Washington County, which includes Machiasport, is the poorest county in the state. It is a place of incredible natural beauty, and home to about 30,000 people. But beauty doesn’t pay the bills, feed families or keep them warm during those long, harsh eastern Maine winters.
Most jobs there are seasonal self-employment. These people are commercial fishermen – lobsters, crabs, scallops, clams, quahogs and such – or work the commercial low-bush Maine wild blueberry harvest in late summer. In November, they “tip” fir trees and make Christmas wreaths during “wreathing” season.
Good, steady hourly jobs with health benefits are few and far between. It is a hard life, with poverty rates way above the national average. About one in every three children in the county lives in poverty.
So when the state’s chief executive, without warning, throws 51 people out of work in the dead of winter in Washington County, it is a huge deal. The likelihood that these workers can quickly find another job in the county is pretty much zero. Oh, they will get a paycheck for a couple of weeks, but they will be formally laid off March 3.
LePage has a track record of treating his office like a dictatorship, acting without legislative approval on matters like the prison’s closing. The governor has had the Downeast Correctional Facility in his sights for years, claiming its cost is a budget-breaker. Still, lawmakers earlier had approved funding the prison through June and were working on a long-term plan to improve facilities there.

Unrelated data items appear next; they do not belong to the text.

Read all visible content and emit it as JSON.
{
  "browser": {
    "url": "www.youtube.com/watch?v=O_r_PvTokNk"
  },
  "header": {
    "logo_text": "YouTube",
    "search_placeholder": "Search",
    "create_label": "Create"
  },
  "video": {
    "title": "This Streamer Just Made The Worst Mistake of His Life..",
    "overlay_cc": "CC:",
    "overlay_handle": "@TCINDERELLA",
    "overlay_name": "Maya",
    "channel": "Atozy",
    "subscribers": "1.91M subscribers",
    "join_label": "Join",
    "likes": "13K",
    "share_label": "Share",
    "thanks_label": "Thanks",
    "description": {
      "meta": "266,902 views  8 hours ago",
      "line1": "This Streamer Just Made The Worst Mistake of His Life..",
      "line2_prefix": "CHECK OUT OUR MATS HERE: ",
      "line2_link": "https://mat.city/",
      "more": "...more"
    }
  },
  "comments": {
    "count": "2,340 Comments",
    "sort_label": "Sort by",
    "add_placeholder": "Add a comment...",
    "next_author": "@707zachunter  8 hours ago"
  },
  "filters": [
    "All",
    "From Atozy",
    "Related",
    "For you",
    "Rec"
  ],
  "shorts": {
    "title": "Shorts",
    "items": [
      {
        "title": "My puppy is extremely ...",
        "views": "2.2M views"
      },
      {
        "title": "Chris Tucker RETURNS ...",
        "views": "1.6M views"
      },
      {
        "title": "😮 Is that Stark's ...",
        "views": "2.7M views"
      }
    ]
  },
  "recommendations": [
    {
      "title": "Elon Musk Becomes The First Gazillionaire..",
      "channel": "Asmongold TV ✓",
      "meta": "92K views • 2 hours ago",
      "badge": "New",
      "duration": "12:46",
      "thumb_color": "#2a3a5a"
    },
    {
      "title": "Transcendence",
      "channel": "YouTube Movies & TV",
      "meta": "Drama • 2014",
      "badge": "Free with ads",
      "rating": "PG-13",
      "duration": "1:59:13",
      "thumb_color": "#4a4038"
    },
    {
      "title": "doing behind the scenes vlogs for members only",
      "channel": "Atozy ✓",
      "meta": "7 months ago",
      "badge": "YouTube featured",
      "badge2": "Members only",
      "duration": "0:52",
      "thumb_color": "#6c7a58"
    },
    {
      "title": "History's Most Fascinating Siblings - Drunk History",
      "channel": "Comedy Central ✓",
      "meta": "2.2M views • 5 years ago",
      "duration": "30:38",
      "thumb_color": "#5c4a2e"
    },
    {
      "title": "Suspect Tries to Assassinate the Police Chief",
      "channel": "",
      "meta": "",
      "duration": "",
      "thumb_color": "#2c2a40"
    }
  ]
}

On the morning when Le-Page’s decision to clear the prison was carried out, one civilian employee, a woman, was in the dining hall preparing food when a state trooper carrying a rifle and wearing a protective vest came in and ordered her to get out. Other workers were similarly relieved of their duties on the spot. Even the day-shift workers had no clue until they drove in for work and were met by state police telling them they no longer had a job and turning them back.
The governor has no legal authority to shut down a prison, but does have the authority to transfer inmates. So, while only the Legislature can shutter a prison, LePage has effectively “closed” the Downeast Correctional Facility, since there is no one left there.
The state obtained the property, a former radar site, from the Air Force in September 1984. The first inmates began arriving in June 1985. While many locals at first had safety concerns about it, the prison soon proved invaluable. Many of the inmates performed jobs in the area. They built a boat ramp at no cost for the town of Machias, assisted in other projects around the county, helped firefighters clean up after fires and more. While it cost money to have the prison, the inmates there also saved communities money on projects or jobs.
A LePage spokesman claims the governor could not broadcast his plans because of security concerns: You don’t announce when and to where you are moving prisoners. I get that, but you still tell administrators so they and their staff can prepare.
My heart aches for these families, who now have to worry about how they will make their house, rent and car payments, buy food or oil to heat their homes or pay for medical care and prescriptions, since their health benefits also end with their jobs. This needs to be a national story. It is a true tragedy in a county whose people cannot afford it.